Es wurde
"gerammt" und "geholzt"
Angesichts einiger unschöner
Auseinandersetzungen auf den Fußballplätzen der Kreisliga
des Elbe-Elster-Kreises werden immer wieder Stimmen besonders älterer
Fußball-Veteranen laut, die behaupten, das hat es zu unseren
Zeiten nicht gegeben.
Aber Hand aufs Herz, es hat zu allen Zeiten Überschreitungen
des Regelwerkes gegeben, es wurden unberechtigt Spieler eingesetzt
und auch das leidige Problem der Schiedsrichterentscheidungen gibt
es nicht erst seit den letzten Jahren. Nicht als Aufforderung zum
unsportlichen Verhalten, sondern vielmehr als Besinnung auf die
sportlichen Ideale wie Fairness, Disziplin, Kameradschaft und Achtung
des sportlichen Gegners soll dieser Artikel verstanden werden.

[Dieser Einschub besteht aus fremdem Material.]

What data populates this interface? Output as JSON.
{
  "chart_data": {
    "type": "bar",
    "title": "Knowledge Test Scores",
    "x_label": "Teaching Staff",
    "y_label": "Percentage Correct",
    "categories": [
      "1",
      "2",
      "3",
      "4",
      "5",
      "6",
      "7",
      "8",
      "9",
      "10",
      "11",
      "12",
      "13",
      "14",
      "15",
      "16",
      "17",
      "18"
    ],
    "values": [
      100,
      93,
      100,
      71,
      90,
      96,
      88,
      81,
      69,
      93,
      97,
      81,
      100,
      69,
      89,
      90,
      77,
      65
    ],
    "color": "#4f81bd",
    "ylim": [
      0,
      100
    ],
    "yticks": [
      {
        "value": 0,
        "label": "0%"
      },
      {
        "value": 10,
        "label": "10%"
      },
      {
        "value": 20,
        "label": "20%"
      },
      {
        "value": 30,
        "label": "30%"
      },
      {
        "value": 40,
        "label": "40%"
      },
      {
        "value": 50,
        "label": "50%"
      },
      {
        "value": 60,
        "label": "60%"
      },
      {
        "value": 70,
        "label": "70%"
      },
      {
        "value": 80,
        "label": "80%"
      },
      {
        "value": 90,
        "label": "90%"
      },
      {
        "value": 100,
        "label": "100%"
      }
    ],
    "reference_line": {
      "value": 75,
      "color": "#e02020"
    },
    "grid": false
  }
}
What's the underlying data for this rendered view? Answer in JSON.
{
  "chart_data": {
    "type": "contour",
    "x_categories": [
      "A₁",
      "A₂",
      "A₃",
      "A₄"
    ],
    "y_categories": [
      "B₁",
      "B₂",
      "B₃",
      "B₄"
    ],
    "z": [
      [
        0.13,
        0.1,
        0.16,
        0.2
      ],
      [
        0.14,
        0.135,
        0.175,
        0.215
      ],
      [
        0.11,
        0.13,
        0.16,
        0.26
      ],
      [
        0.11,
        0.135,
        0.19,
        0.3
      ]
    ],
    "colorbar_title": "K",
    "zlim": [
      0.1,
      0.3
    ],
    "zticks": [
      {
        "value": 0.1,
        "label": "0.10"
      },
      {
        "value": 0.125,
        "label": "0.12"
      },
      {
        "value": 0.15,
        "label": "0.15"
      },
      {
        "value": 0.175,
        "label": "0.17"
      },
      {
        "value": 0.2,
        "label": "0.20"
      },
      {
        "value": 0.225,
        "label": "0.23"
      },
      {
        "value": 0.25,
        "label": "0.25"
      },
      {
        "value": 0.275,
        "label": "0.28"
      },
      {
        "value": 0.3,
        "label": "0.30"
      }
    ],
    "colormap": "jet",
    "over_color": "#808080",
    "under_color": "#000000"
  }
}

Es sei hier über einen Streit anlässlich eines Fußballspieles
aus der Gründungszeit des VfB Herzberg berichtet. Die gegenseitigen
Anschuldigungen und Vorwürfe wurden damals in der lokalen Presse
ausgetragen und konnten eigentlich nur dadurch der Vergessenheit
entrissen werden. Fast jedem aktiven Fußballer werden ähnliche
Geschichten in Erinnerung sein, und man wird sich bei der Lektüre
den einen oder anderen Schmunzler nicht verkneifen können.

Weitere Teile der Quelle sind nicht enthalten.